Norman Redhead

My enthusiasm for the motor car started at a very early age, no doubt encouraged by my Father’s interest, when I was the only boy in my class whose Father had a car, a Wolseley 14, which I first drove at the age of about eleven.

I passed my driving test shortly after my 17th birthday and my first car was a Renault 4, which I bought by the age of 20. During my teens I was involved with the scouts and learnt to map read which taught me the very basics of navigation as well as an introduction into rallying. I won the Kent Scouts Vehicle Venture, firstly as a navigator and then as a driver the following year.

Norman Redhead Portrait

In the early sixties I met Dick Mullis who introduced me to TWMC and my first experience of an event was as a marshal at the Brands Hatch Sprint, the membership was 7s 6d duly paid, and my first Autotest brought a class award in an 850 Mini. I soon progressed to the legendary Mini Cooper and the next four years saw club motor sport at its heyday with an event nearly every weekend. I Hill Climbed, Autocrossed, Sprinted, Autotested, PCT’d and Rallied with many class and category wins.

Norman Redhead Mini Cooper Valence Hillclimb

During this period there were highlights, lowlights, but most of all numerous “classic” moments of enjoyment. My late Father who was Club Chairman in the late sixties, always supported and provided the odd car to compete in: An Imp which brought many class wins in PCT’s as well as a Twin Can Escort and an MGB for Autotests etc.
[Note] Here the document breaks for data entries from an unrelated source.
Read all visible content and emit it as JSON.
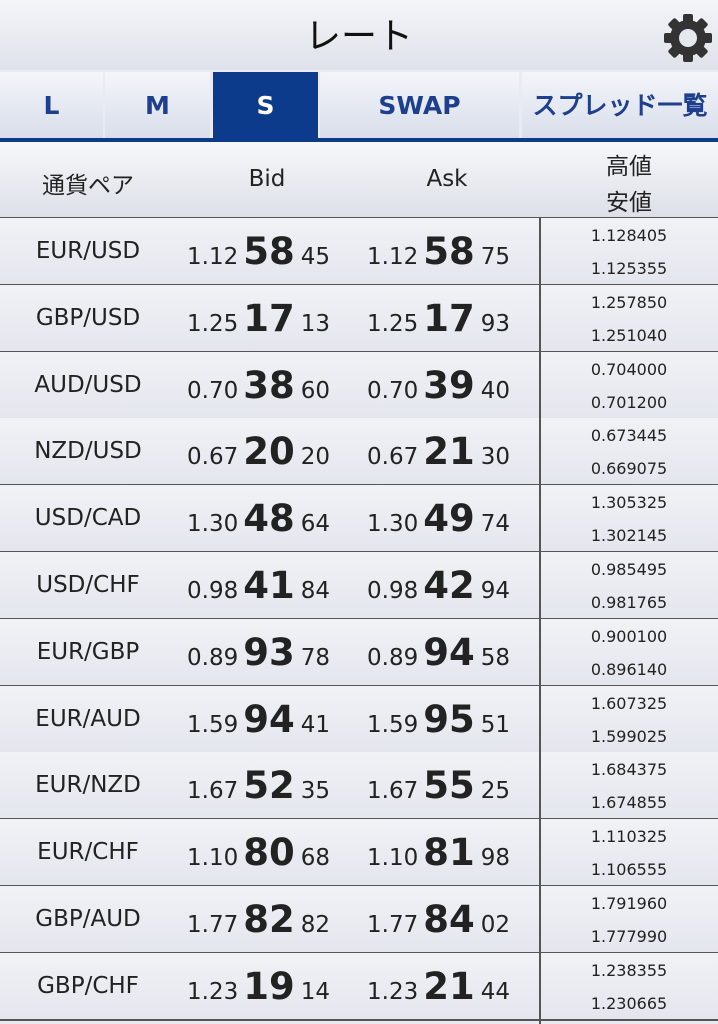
{
  "header": {
    "title": "レート"
  },
  "tabs": [
    "L",
    "M",
    "S",
    "SWAP",
    "スプレッド一覧"
  ],
  "selected_tab": 2,
  "columns": {
    "pair": "通貨ペア",
    "bid": "Bid",
    "ask": "Ask",
    "high": "高値",
    "low": "安値"
  },
  "rows": [
    {
      "pair": "EUR/USD",
      "bid": [
        "1.12",
        "58",
        "45"
      ],
      "ask": [
        "1.12",
        "58",
        "75"
      ],
      "high": "1.128405",
      "low": "1.125355"
    },
    {
      "pair": "GBP/USD",
      "bid": [
        "1.25",
        "17",
        "13"
      ],
      "ask": [
        "1.25",
        "17",
        "93"
      ],
      "high": "1.257850",
      "low": "1.251040"
    },
    {
      "pair": "AUD/USD",
      "bid": [
        "0.70",
        "38",
        "60"
      ],
      "ask": [
        "0.70",
        "39",
        "40"
      ],
      "high": "0.704000",
      "low": "0.701200"
    },
    {
      "pair": "NZD/USD",
      "bid": [
        "0.67",
        "20",
        "20"
      ],
      "ask": [
        "0.67",
        "21",
        "30"
      ],
      "high": "0.673445",
      "low": "0.669075"
    },
    {
      "pair": "USD/CAD",
      "bid": [
        "1.30",
        "48",
        "64"
      ],
      "ask": [
        "1.30",
        "49",
        "74"
      ],
      "high": "1.305325",
      "low": "1.302145"
    },
    {
      "pair": "USD/CHF",
      "bid": [
        "0.98",
        "41",
        "84"
      ],
      "ask": [
        "0.98",
        "42",
        "94"
      ],
      "high": "0.985495",
      "low": "0.981765"
    },
    {
      "pair": "EUR/GBP",
      "bid": [
        "0.89",
        "93",
        "78"
      ],
      "ask": [
        "0.89",
        "94",
        "58"
      ],
      "high": "0.900100",
      "low": "0.896140"
    },
    {
      "pair": "EUR/AUD",
      "bid": [
        "1.59",
        "94",
        "41"
      ],
      "ask": [
        "1.59",
        "95",
        "51"
      ],
      "high": "1.607325",
      "low": "1.599025"
    },
    {
      "pair": "EUR/NZD",
      "bid": [
        "1.67",
        "52",
        "35"
      ],
      "ask": [
        "1.67",
        "55",
        "25"
      ],
      "high": "1.684375",
      "low": "1.674855"
    },
    {
      "pair": "EUR/CHF",
      "bid": [
        "1.10",
        "80",
        "68"
      ],
      "ask": [
        "1.10",
        "81",
        "98"
      ],
      "high": "1.110325",
      "low": "1.106555"
    },
    {
      "pair": "GBP/AUD",
      "bid": [
        "1.77",
        "82",
        "82"
      ],
      "ask": [
        "1.77",
        "84",
        "02"
      ],
      "high": "1.791960",
      "low": "1.777990"
    },
    {
      "pair": "GBP/CHF",
      "bid": [
        "1.23",
        "19",
        "14"
      ],
      "ask": [
        "1.23",
        "21",
        "44"
      ],
      "high": "1.238355",
      "low": "1.230665"
    }
  ]
}
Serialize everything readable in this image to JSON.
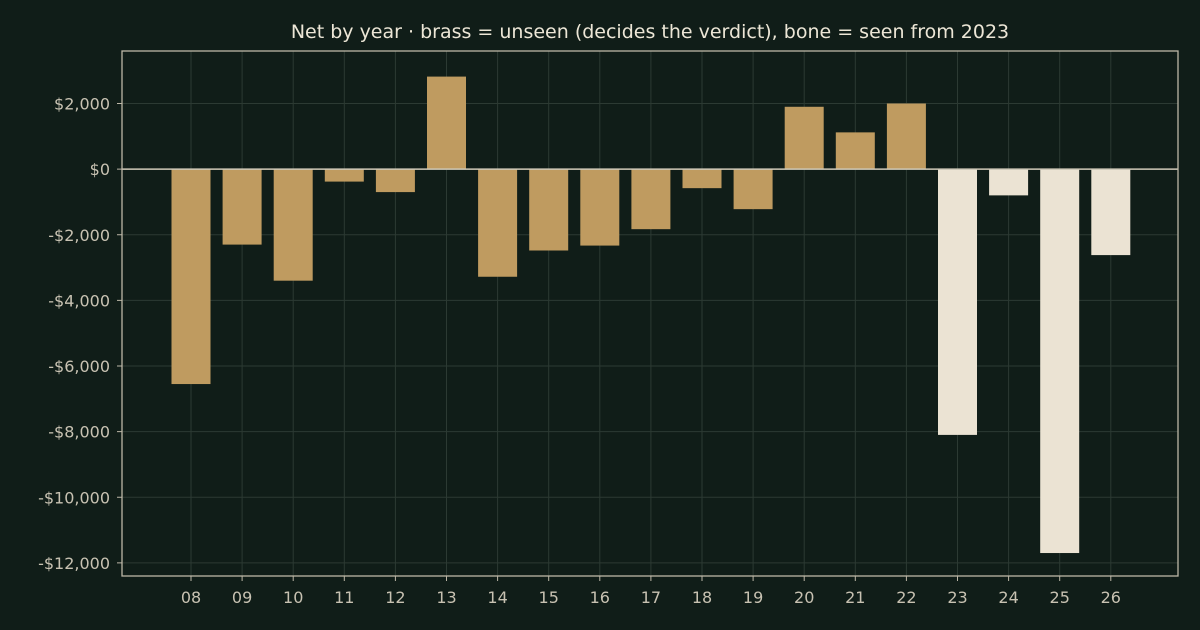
{
  "chart_data": {
    "type": "bar",
    "title": "Net by year  ·  brass = unseen (decides the verdict), bone = seen from 2023",
    "xlabel": "",
    "ylabel": "",
    "categories": [
      "08",
      "09",
      "10",
      "11",
      "12",
      "13",
      "14",
      "15",
      "16",
      "17",
      "18",
      "19",
      "20",
      "21",
      "22",
      "23",
      "24",
      "25",
      "26"
    ],
    "values": [
      -6550,
      -2300,
      -3400,
      -380,
      -700,
      2820,
      -3280,
      -2480,
      -2330,
      -1830,
      -580,
      -1220,
      1900,
      1120,
      2000,
      -8100,
      -800,
      -11700,
      -2620
    ],
    "groups": [
      "unseen",
      "unseen",
      "unseen",
      "unseen",
      "unseen",
      "unseen",
      "unseen",
      "unseen",
      "unseen",
      "unseen",
      "unseen",
      "unseen",
      "unseen",
      "unseen",
      "unseen",
      "seen",
      "seen",
      "seen",
      "seen"
    ],
    "group_colors": {
      "unseen": "#bf9b60",
      "seen": "#ebe3d3"
    },
    "ylim": [
      -12400,
      3600
    ],
    "yticks": [
      2000,
      0,
      -2000,
      -4000,
      -6000,
      -8000,
      -10000,
      -12000
    ],
    "ytick_labels": [
      "$2,000",
      "$0",
      "-$2,000",
      "-$4,000",
      "-$6,000",
      "-$8,000",
      "-$10,000",
      "-$12,000"
    ],
    "grid": true,
    "colors": {
      "background": "#101d18",
      "axis": "#bdb7a7",
      "grid": "#2c3a33",
      "zero_line": "#cfc9b8",
      "text": "#c8c2b2",
      "title": "#ece6d6"
    }
  }
}
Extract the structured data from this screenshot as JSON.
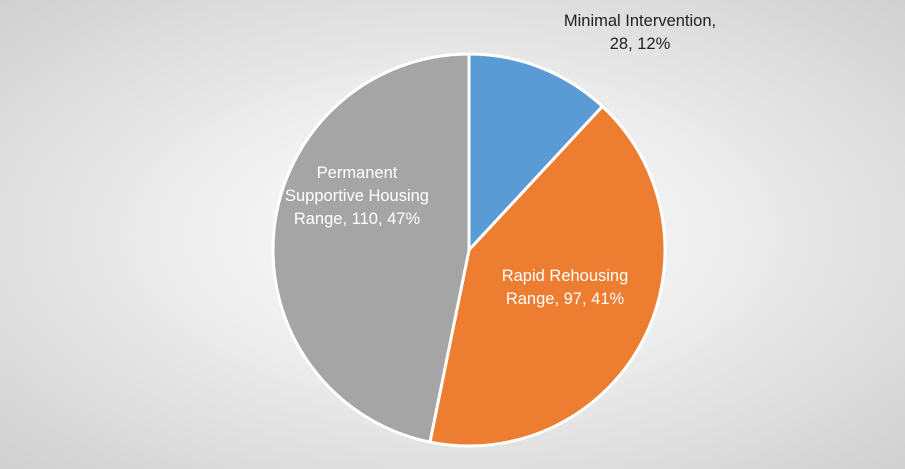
{
  "chart_data": {
    "type": "pie",
    "categories": [
      "Minimal Intervention",
      "Rapid Rehousing Range",
      "Permanent Supportive Housing Range"
    ],
    "values": [
      28,
      97,
      110
    ],
    "value_labels": [
      "Minimal Intervention, 28, 12%",
      "Rapid Rehousing Range, 97, 41%",
      "Permanent Supportive Housing Range, 110, 47%"
    ],
    "colors": [
      "#5b9bd5",
      "#ed7d31",
      "#a5a5a5"
    ]
  }
}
One of the constituent parts of club motor sport is the late nights preparing the car for the next event, one of which lead to a bank climbing episode at Valance Hill Climb. My Mini Cooper was lacking in the back department so I decided to purchase Cooper S drive shafts, disc and callipers, which unbeknown to me increased the turning circle by four feet! (see picture above)

The late sixties saw a change of seat and many rallies as navigator to Brian Gunner’s Cortina GT and Pete Butler’s indecently quick Beetle. Various awards followed, including being first Kentish crew in a Welsh based rally. Three caravan rallies complimented that period with results just behind the works teams giving great satisfaction.

A Cooper S then arrived on the scene with many more successes until cupid struck and wedded bliss saw the end of the competition car (Fortunately my wife Sue’s interest led to her involvement as club secretary and as an official at many meetings).

To my surprise and delight Sue said “why don’t we get an MGB Roadster?”, which we did and it gave over five years of events and many awards in the big sports car class.
Although I cannot claim to have had the success of others in the club I can say that club motor sport has and still does give me a great deal of pleasure. You don’t have to be a winner to enjoy your own success (but it helps).

Throughout most of the thirty years or so with the club I have served on the committee in a variety of capacities and been involved in event organisation working my way up from marshalling to senior officiating at all sorts of events, which range from autotests to rallycross, PCT’s to race meetings.